• Information to help you through your experience of psychosis and support your recovery

Your Care Plan


    A care plan is a carefully constructed plan of action, tailored specifically for you, to start you on your journey towards leading as healthy and successful life as possible. The timeframe it covers can be up to three years and it will include a combination of support and treatments which will be discussed with you.

  • The care plan will include details of your care coordinator and contact details if you need to contact them between meetings.

    It also identifies a secondary contact, if you are unable to get in touch with your care coordinator straight away.

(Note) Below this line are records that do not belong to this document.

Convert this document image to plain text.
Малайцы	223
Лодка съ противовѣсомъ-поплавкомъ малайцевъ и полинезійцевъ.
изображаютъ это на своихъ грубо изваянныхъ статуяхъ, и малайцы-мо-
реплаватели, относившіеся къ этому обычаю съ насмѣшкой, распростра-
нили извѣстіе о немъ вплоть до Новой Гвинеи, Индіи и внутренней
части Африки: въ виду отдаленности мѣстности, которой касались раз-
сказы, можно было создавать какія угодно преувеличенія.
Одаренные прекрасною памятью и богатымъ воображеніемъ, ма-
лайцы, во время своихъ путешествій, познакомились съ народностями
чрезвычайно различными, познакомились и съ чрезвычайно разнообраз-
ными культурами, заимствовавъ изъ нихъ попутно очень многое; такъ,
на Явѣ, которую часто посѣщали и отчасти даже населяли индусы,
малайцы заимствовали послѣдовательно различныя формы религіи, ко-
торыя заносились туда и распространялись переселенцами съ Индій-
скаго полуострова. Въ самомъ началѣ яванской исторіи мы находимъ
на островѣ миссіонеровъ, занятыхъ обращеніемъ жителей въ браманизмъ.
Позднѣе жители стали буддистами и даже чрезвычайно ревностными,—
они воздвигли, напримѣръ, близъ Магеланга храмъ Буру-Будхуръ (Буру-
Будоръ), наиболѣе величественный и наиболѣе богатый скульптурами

    You will work with your care coordinator to identify your strengths and goals. It’s important to agree someone amongst your own support network – such as a parent, trusted friend or carer – who you’re happy to speak on your behalf and can be contacted if there are any concerns.

    Download Care Plan

  • The care plan will identify:

    • Your symptoms and needs
    • Your thoughts on those symptoms and any issues
    • What you want to achieve and by when
    • How you’ll achieve this, with help
    • Who is going to help you and who will be the lead on supporting you.
  • Once you are happy with your care plan, the care plan is signed by you, your family member or carer, the care coordinator and then a copy is sent to your GP.

    Moving forward, depending on your needs you will be asked to meet with professions who specialise in supporting people with those particular needs. This can feel daunting, so your care coordinator will go with you to talk to the different experts in your care team. This might include: peer workers, psychiatrists, psychologists, nurses, social workers, occupational therapists or employment specialists.

  • Your first steps

    Sometimes the experience of psychosis can lead you to feel scared, ashamed or nervous. It’s important to remember that help is at hand for you and your family.

    Here are some suggestions on how you might prepare to express your concerns to your GP or mental health professional:

    • Write down any symptoms you’ve had
    • Write down key personal information
    • Make a list of all medications and drugs you’re taking
    • Write down questions to ask your doctor
    • Take a family member or trusted friend along.
  • Meeting your care coordinator

    We understand that the ‘first step’ to getting help might feel more like a leap into the unknown.

    But, when you’re ready, the Early Intervention in Psychosis (EIP) team is here to support you. Following referral to a care coordinator your first meeting with them will be arranged. You will meet at a place and time that is best for you, where you feel most comfortable. This could be a café, local park or at home and you can bring a friend or family member along too – we want you to feel at ease.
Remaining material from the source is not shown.